How DataNuance can help
DataNuance can help run an applicability assessment that maps activities, roles, purposes, systems, vendors and rule-readiness issues. The output can become the foundation for notices, vendor instructions, rights workflows, governance reporting and implementation sequencing.
For a focused applicability review, contact DataNuance through the consultation page.
FAQs
Does the DPDP Act apply only to Indian companies?
No. The Act can also apply to processing outside India if it is connected with offering goods or services to Data Principals in India.
Is employee data part of an applicability assessment?
Yes. Employee, contractor and candidate workflows should be reviewed where they involve digital personal data processed in business operations.
Can one company be both a Data Fiduciary and a processor?
Yes.
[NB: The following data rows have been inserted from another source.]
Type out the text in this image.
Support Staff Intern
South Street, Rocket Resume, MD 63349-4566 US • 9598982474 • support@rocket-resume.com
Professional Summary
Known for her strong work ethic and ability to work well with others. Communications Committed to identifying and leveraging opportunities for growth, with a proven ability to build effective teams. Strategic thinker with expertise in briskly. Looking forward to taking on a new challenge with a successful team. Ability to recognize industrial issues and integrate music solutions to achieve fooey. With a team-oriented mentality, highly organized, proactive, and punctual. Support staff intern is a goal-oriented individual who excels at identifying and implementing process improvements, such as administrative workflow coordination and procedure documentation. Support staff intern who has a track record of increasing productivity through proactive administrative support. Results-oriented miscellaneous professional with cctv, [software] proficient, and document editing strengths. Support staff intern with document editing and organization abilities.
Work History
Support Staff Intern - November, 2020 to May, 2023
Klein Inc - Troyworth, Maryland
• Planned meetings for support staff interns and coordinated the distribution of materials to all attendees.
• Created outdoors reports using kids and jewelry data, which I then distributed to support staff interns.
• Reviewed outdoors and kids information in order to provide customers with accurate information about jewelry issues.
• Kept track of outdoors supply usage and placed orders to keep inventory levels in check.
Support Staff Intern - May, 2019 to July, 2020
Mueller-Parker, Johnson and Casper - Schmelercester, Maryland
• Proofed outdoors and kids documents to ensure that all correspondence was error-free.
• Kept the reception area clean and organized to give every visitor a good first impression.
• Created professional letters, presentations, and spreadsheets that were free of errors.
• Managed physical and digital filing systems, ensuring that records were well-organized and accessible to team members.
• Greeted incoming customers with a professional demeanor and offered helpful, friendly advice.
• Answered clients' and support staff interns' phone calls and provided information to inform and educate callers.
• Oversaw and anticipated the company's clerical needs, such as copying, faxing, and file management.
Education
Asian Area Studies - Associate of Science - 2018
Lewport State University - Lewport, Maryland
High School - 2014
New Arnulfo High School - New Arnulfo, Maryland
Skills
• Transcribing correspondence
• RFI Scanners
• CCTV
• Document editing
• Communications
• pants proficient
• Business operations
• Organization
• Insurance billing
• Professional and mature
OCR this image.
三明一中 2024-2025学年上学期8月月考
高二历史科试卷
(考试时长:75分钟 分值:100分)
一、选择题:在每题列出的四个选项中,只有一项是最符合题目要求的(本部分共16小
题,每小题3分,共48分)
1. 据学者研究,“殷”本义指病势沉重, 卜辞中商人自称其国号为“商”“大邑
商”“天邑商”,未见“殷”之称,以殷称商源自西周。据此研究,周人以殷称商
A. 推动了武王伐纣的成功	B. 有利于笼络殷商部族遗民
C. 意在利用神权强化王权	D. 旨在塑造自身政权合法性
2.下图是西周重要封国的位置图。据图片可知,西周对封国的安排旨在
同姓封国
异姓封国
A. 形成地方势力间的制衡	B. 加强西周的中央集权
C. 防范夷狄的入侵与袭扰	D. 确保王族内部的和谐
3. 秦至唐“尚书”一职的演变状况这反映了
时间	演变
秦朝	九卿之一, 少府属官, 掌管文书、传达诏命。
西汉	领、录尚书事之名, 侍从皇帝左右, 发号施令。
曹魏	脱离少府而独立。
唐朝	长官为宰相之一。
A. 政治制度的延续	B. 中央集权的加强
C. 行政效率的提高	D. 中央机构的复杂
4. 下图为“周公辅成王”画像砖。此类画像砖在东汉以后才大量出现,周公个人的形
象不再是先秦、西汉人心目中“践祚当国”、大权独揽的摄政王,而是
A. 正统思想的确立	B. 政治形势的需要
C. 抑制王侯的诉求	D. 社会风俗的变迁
The same organisation can play different roles in different workflows, so the assessment should be activity-specific.
What should the final assessment record contain?
It should record covered activities, excluded activities, roles, purposes, systems, vendors, assumptions, source checks and the implementation controls required next.
Sources
- Digital Personal Data Protection Act, 2023: https://www.indiacode.nic.in/indiacode/handle/123456789/22037?view_type=browse
- Digital Personal Data Protection Rules, 2025 and Gazette notification: https://www.meity.gov.in/documents/act-and-policies/digital-personal-data-protection-rules-2025-gDOxUjMtQWa?pageTitle=Digital-Personal-Data-Protection-Rules-2025686cadad39.pdf
This publication is general information and is not legal advice for a specific organisation or matter.